Con una punzada de nostalgia, dispuso las zanahorias y la lechuga en un cestito de paja y una bandeja con galletas y trozos de chocolate para Santa Claus. Dejó también una copita de moscatel. ¡Hum!, tal vez aquello no era muy educativo, el viejo tenía que conducir su trineo, pero formaba parte del ritual y se resistía a saltárselo.

Más tarde, después de conseguir que Christian subiera a su habitación y tras advertir a Ilka de que no tardara en apagar la luz, se encontró a Laura ya tumbada sobre la cama abierta, durmiendo profundamente. La tapó con el edredón antes de acurrucarse a su lado.

Le despertaron los gritos de los niños. Por un momento le pareció que sus voces eran más infantiles de lo normal. Voceaban sobre los regalos y Christian repetía que Papá Noel era un despiste y se había dejado el gorro sobre la mesa. Hans se rio de la ocurrencia. Laura lo miró con cara de sueño pero aceptó el batín que le ofrecía y los dos se dirigieron rápido a la escalera.

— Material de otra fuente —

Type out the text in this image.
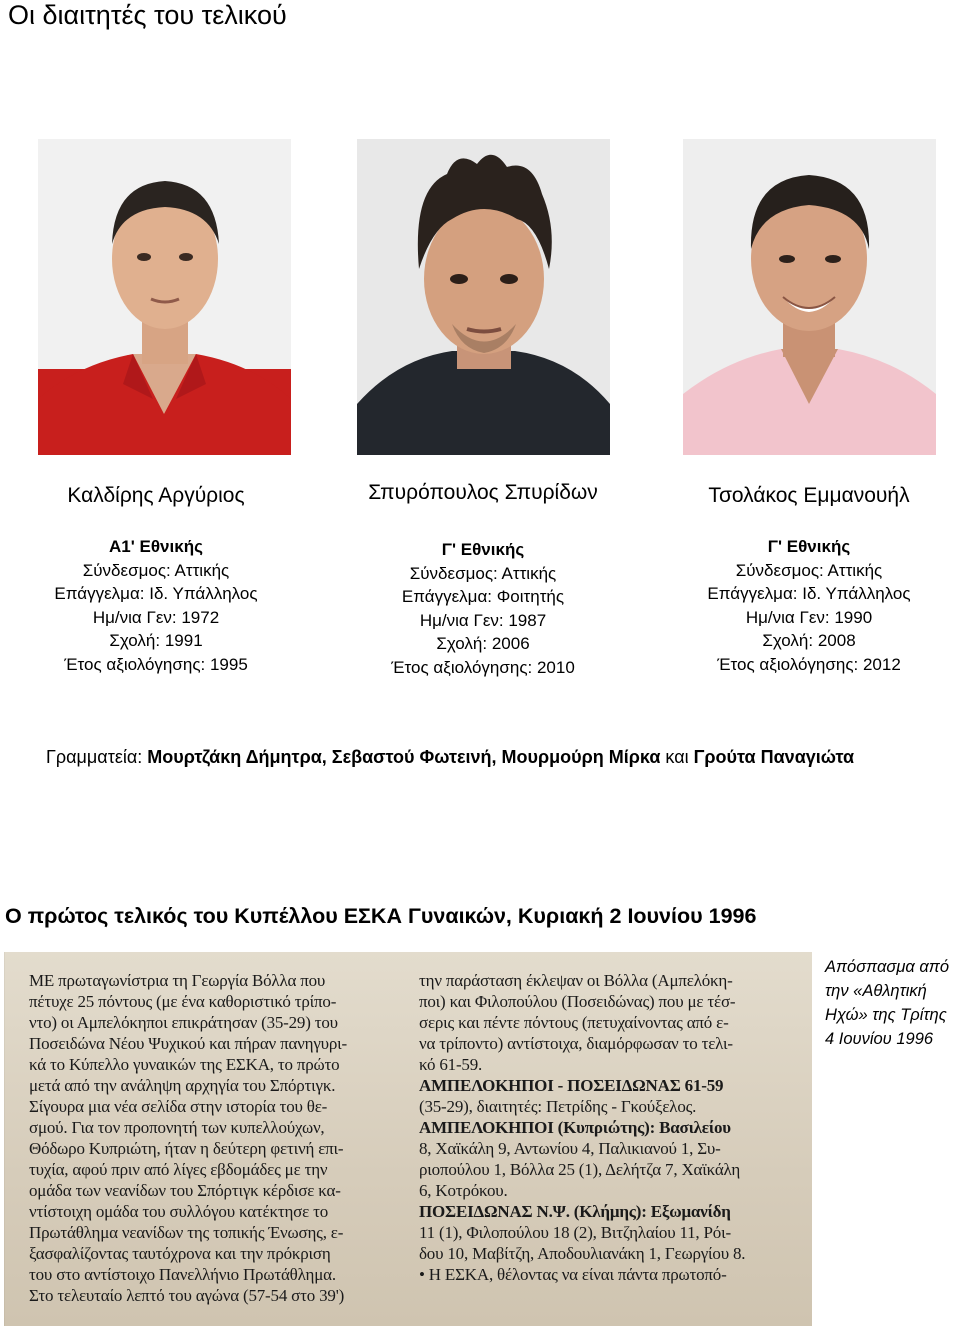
Οι διαιτητές του τελικού
Καλδίρης Αργύριος	Σπυρόπουλος Σπυρίδων	Τσολάκος Εμμανουήλ
A1' Εθνικής
Σύνδεσμος: Αττικής
Επάγγελμα: Ιδ. Υπάλληλος
Ημ/νια Γεν: 1972
Σχολή: 1991
Έτος αξιολόγησης: 1995
Γ' Εθνικής
Σύνδεσμος: Αττικής
Επάγγελμα: Φοιτητής
Ημ/νια Γεν: 1987
Σχολή: 2006
Έτος αξιολόγησης: 2010
Γ' Εθνικής
Σύνδεσμος: Αττικής
Επάγγελμα: Ιδ. Υπάλληλος
Ημ/νια Γεν: 1990
Σχολή: 2008
Έτος αξιολόγησης: 2012
Γραμματεία: Μουρτζάκη Δήμητρα, Σεβαστού Φωτεινή, Μουρμούρη Μίρκα και Γρούτα Παναγιώτα
Ο πρώτος τελικός του Κυπέλλου ΕΣΚΑ Γυναικών, Κυριακή 2 Ιουνίου 1996
ΜΕ πρωταγωνίστρια τη Γεωργία Βόλλα που
πέτυχε 25 πόντους (με ένα καθοριστικό τρίπο-
ντο) οι Αμπελόκηποι επικράτησαν (35-29) του
Ποσειδώνα Νέου Ψυχικού και πήραν πανηγυρι-
κά το Κύπελλο γυναικών της ΕΣΚΑ, το πρώτο
μετά από την ανάληψη αρχηγία του Σπόρτιγκ.
Σίγουρα μια νέα σελίδα στην ιστορία του θε-
σμού. Για τον προπονητή των κυπελλούχων,
Θόδωρο Κυπριώτη, ήταν η δεύτερη φετινή επι-
τυχία, αφού πριν από λίγες εβδομάδες με την
ομάδα των νεανίδων του Σπόρτιγκ κέρδισε κα-
ντίστοιχη ομάδα του συλλόγου κατέκτησε το
Πρωτάθλημα νεανίδων της τοπικής Ένωσης, ε-
ξασφαλίζοντας ταυτόχρονα και την πρόκριση
του στο αντίστοιχο Πανελλήνιο Πρωτάθλημα.
Στο τελευταίο λεπτό του αγώνα (57-54 στο 39')
την παράσταση έκλεψαν οι Βόλλα (Αμπελόκη-
ποι) και Φιλοπούλου (Ποσειδώνας) που με τέσ-
σερις και πέντε πόντους (πετυχαίνοντας από ε-
να τρίποντο) αντίστοιχα, διαμόρφωσαν το τελι-
κό 61-59.
ΑΜΠΕΛΟΚΗΠΟΙ - ΠΟΣΕΙΔΩΝΑΣ 61-59
(35-29), διαιτητές: Πετρίδης - Γκούξελος.
ΑΜΠΕΛΟΚΗΠΟΙ (Κυπριώτης): Βασιλείου
8, Χαϊκάλη 9, Αντωνίου 4, Παλικιανού 1, Συ-
ριοπούλου 1, Βόλλα 25 (1), Δελήτζα 7, Χαϊκάλη
6, Κοτρόκου.
ΠΟΣΕΙΔΩΝΑΣ Ν.Ψ. (Κλήμης): Εξωμανίδη
11 (1), Φιλοπούλου 18 (2), Βιτζηλαίου 11, Ρόι-
δου 10, Μαβίτζη, Αποδουλιανάκη 1, Γεωργίου 8.
• Η ΕΣΚΑ, θέλοντας να είναι πάντα πρωτοπό-
Απόσπασμα από
την «Αθλητική
Ηχώ» της Τρίτης
4 Ιουνίου 1996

El comedor era un revoltijo de papeles de colores y espumillones. Los chicos abrían con fruición los paquetes. Hans se emocionó al verlos tan entusiasmados. Al menos, la dura búsqueda de regalos de las semanas anteriores parecía haber tenido éxito. Se habían levantado tan pronto que no había podido bajar a hurtadillas para esconder la comida que habían dejado a los visitantes nocturnos. Se fijó, cuando Christian saltaba a darle una caja que llevaba su nombre, en las zanahorias mordisqueadas, además solo quedaba la mitad del agua y ni una de las galletitas para Santa. Tomó el presente para Laura y se lo dio con una sonrisa.

—Gracias por el detalle —dijo besándola.

Ella movió la cabeza.

—¿Qué detalle?

—Mordisquear las zanahorias. Es estupendo.

—No —rechazó Laura—. Yo no he sido. Acabo de levantarme ahora, como tú.

—¿Has visto papá? Está nevando. Creo que Santa estuvo un buen rato aquí, se ha comido todas la galletas y la copita que le dejamos anoche. Y se le ha olvidado el gorro —dijo Christian, muerto de la risa.

—Sí –corroboró Ilka—. Y hay algunos charquitos de agua junto a la puerta, el año que viene tenemos que dejarle unos peúcos de esos que hace la abuela, para que no nos moje el parqué.

Mientras hablaban vio la marca de chocolate en la comisura de los labios de Christian y el guiño de Ilka. Les sonrió agradecido y se dejó envolver por sus brazos, resbalando con ellos hasta el suelo, entre los papeles rasgados, los espumillones de colores, la manta nueva y los calcetines de lana que Papá Noel le había traído, con el bordado de “para el mejor padre del mundo”.